Statt eines Deutschlands in Feierlaune – Ausnahmezustand wegen kurz bevorstehender Machtübernahme von einer Handvoll Rowdies aus dem Osten. Statt Liedern und Konzerten zum Jahrestag – "Rock gegen Rechts" mit Herbert Grönemeyer. Peter Gauweiler, einer der wenigen Besonnenen im Lande, spricht, von einem Liegestuhl in Südfrankreich aus, in der Welt am Sonntag treffend von einem "Alarmismus", den er mit dem Wirbel um Brent Spar oder Goldhagen vergleicht. Der Unterschied indes: Die moralische Hyperventilation füllt derzeit kein Sommerloch, sondern eine Zeit, die dem freudvollen Erinnerns um den 3.Oktober 1989 gehören sollte.

Man soll nicht immer nach den anderen blicken, aber man stelle sich vor, was in einer vergleichbaren Fest-und-Freude-Situation in Frankreich los wäre, in England oder Amerika: Die Champs-Elysées – Felder bunten Jubels, festliche Paraden durch London, Konfettiregen auf der Wall Street. Oh je, oh weh – und Deutschland grämt sich.

Wer hätte gedacht, daß nach zehn Jahren Wiedervereinigung das Land – der veröffentlichten Meinung zufolge – erneut in einem schweren Kampfe steht? Nur heißt der Gegner diesmal nicht der real existierende Sozialismus, sondern die virtuell konstruierte braune Gefahr. Von einer etwaigen Normalisierung des deutschen Befindens, von der nicht wenige nach der Vollendung der Einheit zu träumen gewagt hatten, keine Spur. Das versteht im Ausland längst keiner mehr. Und die von braunen Horrorszenarien geplagten Menschen auf der Straße wohl auch nicht.

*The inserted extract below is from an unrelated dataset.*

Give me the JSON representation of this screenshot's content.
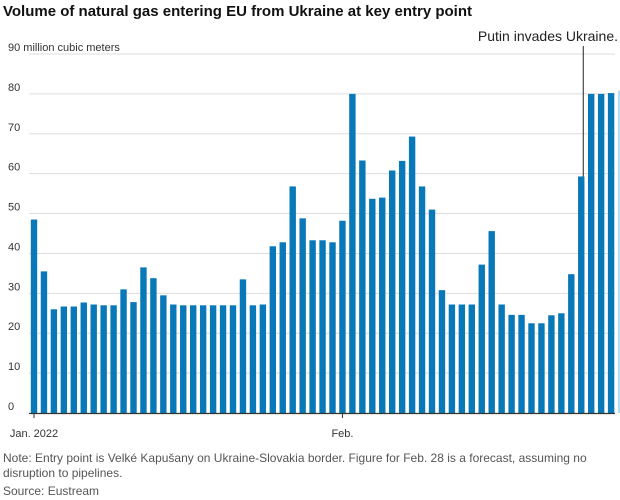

Ist es Zufall, daß der kalkulierte Fascho-Hype gerade jetzt das Land beherrscht, wo die Einheit Thema der Zeitungen, Sender und Reden sein müßte? Nein, Zufall nicht, eher Versagen auf der einen und Absicht auf der anderen Seite. Versagen bei den Institutionen, die eigentlich in der staatstragenden Verpflichtung stünden, einheitsstiftend zu wirken. Versagen auch bei der bürgerlichen Rechten, und vornean der CDU.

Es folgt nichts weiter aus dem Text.